Women Empowerment Lean-In Initiative Launches Lean-In Girls

The newest program aims to provide the necessary tools to help young girls and teens become future leaders.

While significant progress has been made for women to dominate their workspace and industry, unfortunately, we still have a long way to go. To help improve unnerving statistics, the women’s equality workplace initiative Lean In has officially launched Lean In Girls, targeted at a younger audience. Its newest digital program is helping to drive girls and teens, from 11 to 15, to view themselves as leaders and will help guide them as they transition into new roles. 

It’s a free online curriculum comprising 15 60-minute sessions. It offers interactive experiences on various topics through engaged learning and authentic activities to offer girls support as they grow through the ups and downs of girlhood. Partnering with over 350 companies, the curriculum has been successfully piloted with Kipp Public Charter Schools, Girls Inc, and the Girl Scouts of Northeast Texas. 

“We are thrilled to collaborate with Lean In,” said Girls Inc. President and CEO Stephanie Hull, Ph.D. “Uniting two organizations committed to fostering gender equity and shaping a future where girls and women are supported and inspired to lead confidently. By combining our expertise, resources, and networks, we aim to create a pipeline of leaders who will become unstoppable forces for change.”

In a study done by The Girls Index and Girls Scouts Research Institute, 32% of middle school girls and 46% of high school girls think speaking their minds will make them unlikeable, while only 1 in 5 girls (ages 8-17) think they have the qualities to be a good leader. Lean In Girls aims to challenge those statistics by teaching young girls to unlearn and restructure their ideal views on what and who a leader should be. 

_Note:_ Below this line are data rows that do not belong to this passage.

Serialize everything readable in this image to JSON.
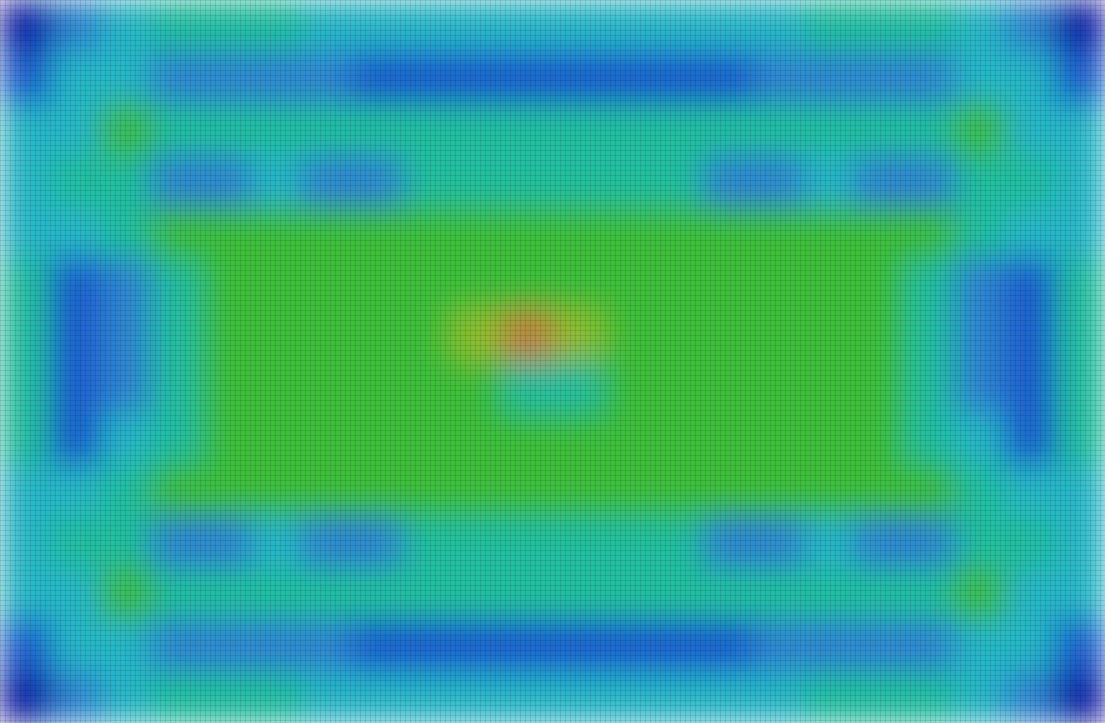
{
  "chart_data": {
    "type": "heatmap",
    "tick_labels": false,
    "colors": [
      "#0b1aa8",
      "#1e5fd0",
      "#2f86d2",
      "#26b8c8",
      "#22bfa0",
      "#3cbf3a",
      "#8fbf2a",
      "#c08040"
    ],
    "cells": [
      [
        0,
        2,
        3,
        4,
        4,
        4,
        3,
        3,
        3,
        3,
        3,
        3,
        3,
        3,
        3,
        3,
        4,
        4,
        4,
        3,
        2,
        0
      ],
      [
        1,
        3,
        3,
        2,
        2,
        2,
        2,
        1,
        1,
        1,
        1,
        1,
        1,
        1,
        1,
        2,
        2,
        2,
        2,
        3,
        3,
        1
      ],
      [
        3,
        3,
        5,
        4,
        4,
        4,
        4,
        4,
        4,
        4,
        4,
        4,
        4,
        4,
        4,
        4,
        4,
        4,
        4,
        5,
        3,
        3
      ],
      [
        3,
        4,
        4,
        2,
        2,
        3,
        2,
        2,
        4,
        4,
        4,
        4,
        4,
        4,
        2,
        2,
        3,
        2,
        2,
        4,
        4,
        3
      ],
      [
        3,
        3,
        4,
        5,
        5,
        5,
        5,
        5,
        5,
        5,
        5,
        5,
        5,
        5,
        5,
        5,
        5,
        5,
        5,
        4,
        3,
        3
      ],
      [
        4,
        1,
        2,
        4,
        5,
        5,
        5,
        5,
        5,
        5,
        5,
        5,
        5,
        5,
        5,
        5,
        5,
        5,
        4,
        2,
        1,
        4
      ],
      [
        4,
        1,
        2,
        4,
        5,
        5,
        5,
        5,
        5,
        6,
        7,
        6,
        5,
        5,
        5,
        5,
        5,
        5,
        4,
        2,
        1,
        4
      ],
      [
        4,
        1,
        2,
        4,
        5,
        5,
        5,
        5,
        5,
        5,
        4,
        4,
        5,
        5,
        5,
        5,
        5,
        5,
        4,
        2,
        1,
        4
      ],
      [
        4,
        1,
        3,
        4,
        5,
        5,
        5,
        5,
        5,
        5,
        5,
        5,
        5,
        5,
        5,
        5,
        5,
        5,
        4,
        3,
        1,
        4
      ],
      [
        3,
        3,
        4,
        5,
        5,
        5,
        5,
        5,
        5,
        5,
        5,
        5,
        5,
        5,
        5,
        5,
        5,
        5,
        5,
        4,
        3,
        3
      ],
      [
        3,
        4,
        4,
        2,
        2,
        3,
        2,
        2,
        4,
        4,
        4,
        4,
        4,
        4,
        2,
        2,
        3,
        2,
        2,
        4,
        4,
        3
      ],
      [
        3,
        3,
        5,
        4,
        4,
        4,
        4,
        4,
        4,
        4,
        4,
        4,
        4,
        4,
        4,
        4,
        4,
        4,
        4,
        5,
        3,
        3
      ],
      [
        1,
        3,
        3,
        2,
        2,
        2,
        2,
        1,
        1,
        1,
        1,
        1,
        1,
        1,
        1,
        2,
        2,
        2,
        2,
        3,
        3,
        1
      ],
      [
        0,
        2,
        3,
        4,
        4,
        4,
        3,
        3,
        3,
        3,
        3,
        3,
        3,
        3,
        3,
        3,
        4,
        4,
        4,
        3,
        2,
        0
      ]
    ]
  }
}
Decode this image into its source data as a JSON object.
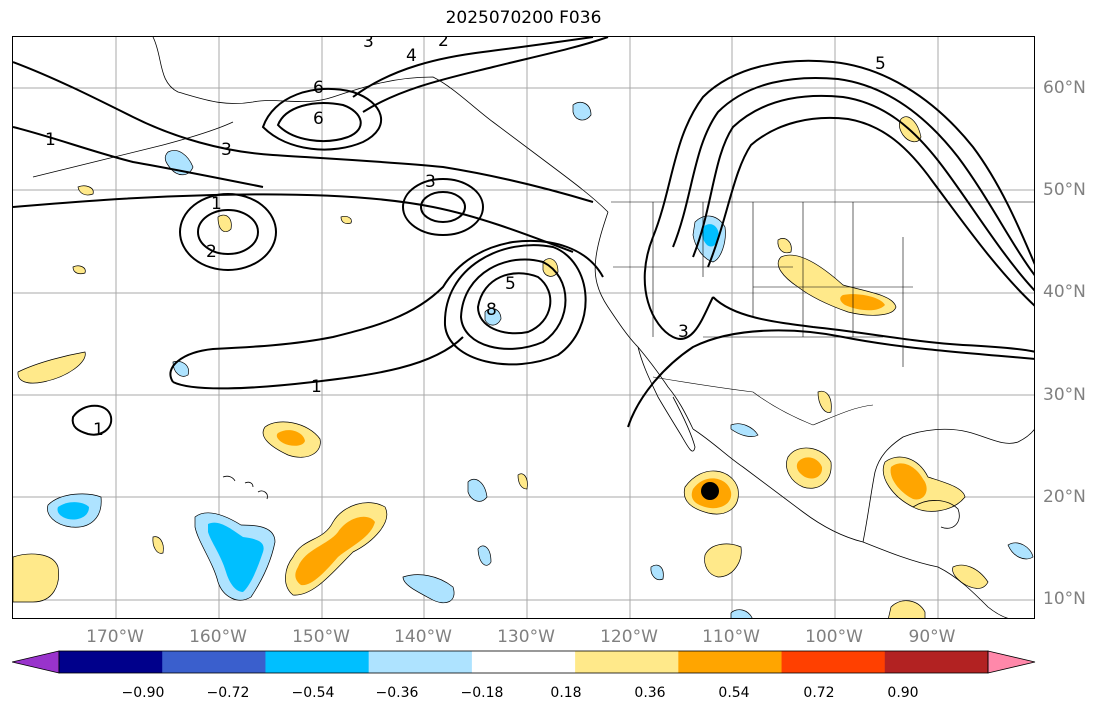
{
  "title": "2025070200 F036",
  "map": {
    "longitude_labels": [
      "170°W",
      "160°W",
      "150°W",
      "140°W",
      "130°W",
      "120°W",
      "110°W",
      "100°W",
      "90°W"
    ],
    "latitude_labels": [
      "60°N",
      "50°N",
      "40°N",
      "30°N",
      "20°N",
      "10°N"
    ],
    "contour_labels": [
      "1",
      "1",
      "1",
      "1",
      "2",
      "2",
      "3",
      "3",
      "3",
      "4",
      "5",
      "5",
      "6",
      "6",
      "8",
      "3"
    ],
    "colors": {
      "contour": "#000000",
      "grid": "#a0a0a0",
      "coast": "#000000",
      "label": "#808080"
    }
  },
  "colorbar": {
    "ticks": [
      "−0.90",
      "−0.72",
      "−0.54",
      "−0.36",
      "−0.18",
      "0.18",
      "0.36",
      "0.54",
      "0.72",
      "0.90"
    ],
    "colors": [
      "#9933cc",
      "#00008b",
      "#3a5fcd",
      "#00bfff",
      "#aee3ff",
      "#ffffff",
      "#ffe98a",
      "#ffa500",
      "#ff4000",
      "#b22222",
      "#ff88aa"
    ]
  }
}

For the past year, 15-year-old Clara Montero has been an active member of Lean In’s Teenage Brain Trust program, which has helped cultivate her into becoming the qualities she needs to become a leader. “The Brain Trust program showed me that my fears as a leader were shared by most women and girls,” Montero tells GU. “That awareness enabled me to move past those fears and become a more confident and effective leader.” She also shared her excitement for the Lean In Girls program, stating that their mission has impacted changing how society deems women for more prominent roles. “To me, the key benefit of Lean In Girls is giving you the tools to go after any goal fearlessly. The curriculum will open doors for you and help you see opportunities to show leadership in big and small ways that you may not have recognized before,” said Montero.